晨雾很薄。
薄得像一层脏的纱,挂在南门城头。
“对面有人来了!”
忽然,一名守军低呼一声。
哗啦啦――
一片甲叶摩擦声响起,所有人都紧张了起来。有人本能地握紧弓箭,有人伏低身子,有人从垛口后探出半个脑袋。
阿古也抬起头。
城外,汉军阵列前方,两匹马缓缓走了出来。
既不是冲锋,也不是传令,更不像劝降。
那两匹马走得太慢了。
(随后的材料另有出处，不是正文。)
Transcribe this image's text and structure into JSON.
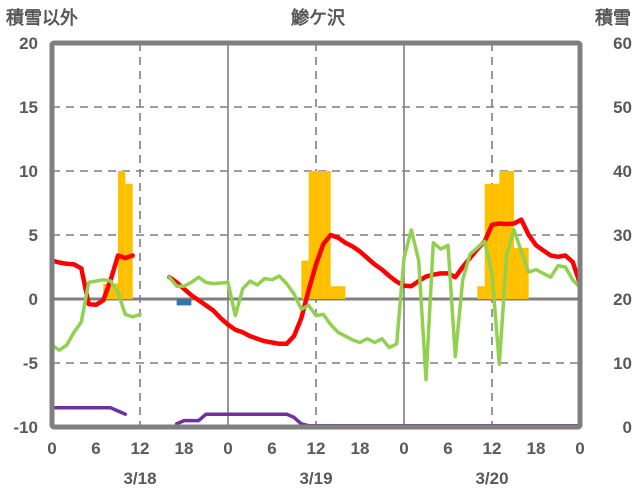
{
  "header": {
    "left_axis_title": "積雪以外",
    "station_title": "鯵ケ沢",
    "right_axis_title": "積雪"
  },
  "colors": {
    "background": "#FFFFFF",
    "frame": "#7F7F7F",
    "grid": "#7F7F7F",
    "text": "#595959",
    "orange_bar": "#FFC000",
    "blue_bar": "#2E75B6",
    "red_line": "#FF0000",
    "green_line": "#92D050",
    "purple_line": "#7030A0"
  },
  "chart_data": {
    "type": "bar",
    "subtype": "combo-bar-line",
    "title": "鯵ケ沢",
    "left_axis": {
      "label": "積雪以外",
      "min": -10,
      "max": 20,
      "ticks": [
        20,
        15,
        10,
        5,
        0,
        -5,
        -10
      ],
      "dashed_gridlines": [
        15,
        10,
        5,
        -5
      ]
    },
    "right_axis": {
      "label": "積雪",
      "min": 0,
      "max": 60,
      "ticks": [
        60,
        50,
        40,
        30,
        20,
        10,
        0
      ]
    },
    "x_axis": {
      "total_hours": 72,
      "tick_hours": [
        0,
        6,
        12,
        18,
        24,
        30,
        36,
        42,
        48,
        54,
        60,
        66,
        72
      ],
      "tick_labels": [
        "0",
        "6",
        "12",
        "18",
        "0",
        "6",
        "12",
        "18",
        "0",
        "6",
        "12",
        "18",
        "0"
      ],
      "day_labels": [
        {
          "label": "3/18",
          "center_hour": 12
        },
        {
          "label": "3/19",
          "center_hour": 36
        },
        {
          "label": "3/20",
          "center_hour": 60
        }
      ],
      "solid_gridline_hours": [
        24,
        48
      ],
      "dashed_gridline_hours": [
        12,
        36,
        60
      ]
    },
    "series": [
      {
        "id": "orange_bars",
        "type": "bar",
        "axis": "left",
        "color": "#FFC000",
        "points": [
          {
            "hour": 7,
            "value": 1.2
          },
          {
            "hour": 8,
            "value": 1.2
          },
          {
            "hour": 9,
            "value": 10
          },
          {
            "hour": 10,
            "value": 9
          },
          {
            "hour": 34,
            "value": 3
          },
          {
            "hour": 35,
            "value": 10
          },
          {
            "hour": 36,
            "value": 10
          },
          {
            "hour": 37,
            "value": 10
          },
          {
            "hour": 38,
            "value": 1
          },
          {
            "hour": 39,
            "value": 1
          },
          {
            "hour": 58,
            "value": 1
          },
          {
            "hour": 59,
            "value": 9
          },
          {
            "hour": 60,
            "value": 9
          },
          {
            "hour": 61,
            "value": 10
          },
          {
            "hour": 62,
            "value": 10
          },
          {
            "hour": 63,
            "value": 4
          },
          {
            "hour": 64,
            "value": 4
          }
        ]
      },
      {
        "id": "blue_bars",
        "type": "bar",
        "axis": "left",
        "color": "#2E75B6",
        "points": [
          {
            "hour": 17,
            "value": -0.5
          },
          {
            "hour": 18,
            "value": -0.5
          }
        ]
      },
      {
        "id": "red_line",
        "type": "line",
        "axis": "left",
        "color": "#FF0000",
        "width": 4.5,
        "values": [
          3.0,
          2.85,
          2.75,
          2.7,
          2.4,
          -0.4,
          -0.45,
          -0.1,
          1.5,
          3.4,
          3.2,
          3.4,
          null,
          null,
          null,
          null,
          1.7,
          1.3,
          0.8,
          0.3,
          -0.1,
          -0.5,
          -0.9,
          -1.5,
          -2.0,
          -2.4,
          -2.6,
          -2.9,
          -3.1,
          -3.3,
          -3.4,
          -3.5,
          -3.5,
          -2.9,
          -1.5,
          0.7,
          2.7,
          4.3,
          5.0,
          4.8,
          4.4,
          4.1,
          3.7,
          3.2,
          2.7,
          2.3,
          1.8,
          1.35,
          1.05,
          1.0,
          1.4,
          1.75,
          1.9,
          2.0,
          2.0,
          1.7,
          2.5,
          3.2,
          3.9,
          4.5,
          5.8,
          5.9,
          5.85,
          5.9,
          6.2,
          5.0,
          4.2,
          3.8,
          3.4,
          3.3,
          3.4,
          2.9,
          1.2
        ]
      },
      {
        "id": "green_line",
        "type": "line",
        "axis": "left",
        "color": "#92D050",
        "width": 3.5,
        "values": [
          -3.6,
          -4.0,
          -3.6,
          -2.6,
          -1.8,
          1.3,
          1.4,
          1.5,
          1.4,
          0.5,
          -1.2,
          -1.4,
          -1.2,
          null,
          null,
          null,
          1.7,
          1.0,
          1.0,
          1.3,
          1.7,
          1.3,
          1.2,
          1.25,
          1.3,
          -1.3,
          0.8,
          1.4,
          1.1,
          1.6,
          1.5,
          1.8,
          1.2,
          0.4,
          -0.8,
          -0.5,
          -1.3,
          -1.2,
          -2.0,
          -2.6,
          -2.9,
          -3.2,
          -3.4,
          -3.1,
          -3.4,
          -3.1,
          -3.8,
          -3.5,
          3.2,
          5.4,
          3.0,
          -6.3,
          4.4,
          3.9,
          4.2,
          -4.5,
          1.5,
          3.5,
          4.0,
          4.5,
          2.0,
          -5.1,
          3.5,
          5.4,
          3.7,
          2.1,
          2.3,
          2.0,
          1.7,
          2.6,
          2.5,
          1.5,
          0.9
        ]
      },
      {
        "id": "purple_line",
        "type": "line",
        "axis": "right",
        "color": "#7030A0",
        "width": 3.5,
        "values": [
          3,
          3,
          3,
          3,
          3,
          3,
          3,
          3,
          3,
          2.5,
          2,
          null,
          null,
          null,
          null,
          null,
          null,
          0.5,
          1,
          1,
          1,
          2,
          2,
          2,
          2,
          2,
          2,
          2,
          2,
          2,
          2,
          2,
          2,
          1.5,
          0.5,
          0.2,
          0.2,
          0.2,
          0.2,
          0.2,
          0.2,
          0.2,
          0.2,
          0.2,
          0.2,
          0.2,
          0.2,
          0.2,
          0.2,
          0.2,
          0.2,
          0.2,
          0.2,
          0.2,
          0.2,
          0.2,
          0.2,
          0.2,
          0.2,
          0.2,
          0.2,
          0.2,
          0.2,
          0.2,
          0.2,
          0.2,
          0.2,
          0.2,
          0.2,
          0.2,
          0.2,
          0.2,
          0.2
        ]
      }
    ]
  }
}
慢得不像是在战场上,倒像是在赶一段没有尽头的路。
马蹄踩过湿冷的大地,一下,又一下。
哒。
哒。
哒。
阿古皱起眉头,死死盯着打头那人。
那人骑着一匹枣红马,身形很熟。肩膀宽,背脊直,右手握缰的姿势也熟。
阿古心里咯噔一下。
不可能。
他脑子里刚冒出这个念头,旁边已经有人猛地吸了一口凉气。
“石……石统领?”
城头上瞬间安静了一下。
紧接着,另一人探出半个身子,眼珠子几乎瞪出来。
“是石达统领!”
“真是他!”
“他没死?”
所有人的呼吸都停了一瞬。
阿古浑身僵住,视线穿过晨雾,死死钉在那匹枣红马上。
没错,是石达。
西梁王身边最亲近的亲卫统领。
“你们看他旁边!”
有人声音陡然拔高。
“那是他婆娘!”
“还有娃!”
“两个娃都在!”
这一声,堪比战鼓。
城头上的羯兵全都站了起来,纷纷从垛口后探出身子。
枣红马上,石达紧紧攥着缰绳。
他的右手虎口还缠着白布,隐隐有血色渗出来。
小儿子被布兜绑在他背后,小脑袋靠着他的肩,还没完全醒。大儿子坐在马前,两只小手死死揪着马鬃,嘴唇紧紧地抿着。
另一匹马上,他的妻子紧紧跟在旁边。
妇人脸色憔悴,眼眶红肿,头发也只是简单拢了一下。
羯兵们目瞪口呆,有人对视了一眼。
这是怎么回事?
石达身上没有枷锁,妇人身上没有绳子,孩子身上也没有绳子,两骑就这么直愣愣地走过来,没有汉军兵卒在后面推搡,没有刀架在他们脖子上,没有任何被押送的狼狈。
他们就像……
一家从死地里走出来的人。
城头上的风忽然凉了几分,阿古的喉咙滚动了一下,心头陡然一片混乱。
昨夜,主上说汉人狡诈,说林川所谓一命换一命,全是毒计。主上亲手杀尽家眷,用血告诉他们――别想了,没路了,汉人不会守信。
他们信了,真的信了。
他们把所有的牵挂都往心底最深处摁,摁不住就拿刀背砸自己的胸口,逼着自己不要再想。
可现在……
眼前这一幕……这算什么?
那昨夜他们拼命压下去的那些念头,又算什么?
石达低着头,看了一眼马前的大儿子。孩子的身体绷得很紧,他能感觉到。
“怕吗?”石达低声问他。
孩子咬住嘴唇,用力摇头。
石达沉默了一下,抬手按了按他的肩膀。
“不丢人。”
孩子愣了一下,抬头看他。
石达没有看他,只看着前方那座南门。
“人活着,哪有不怕的时候。”
他的声音很轻,轻得只有孩子和身侧的妻子能听见。
妇人转头看了他一眼,眼底又红了,死死忍着没哭。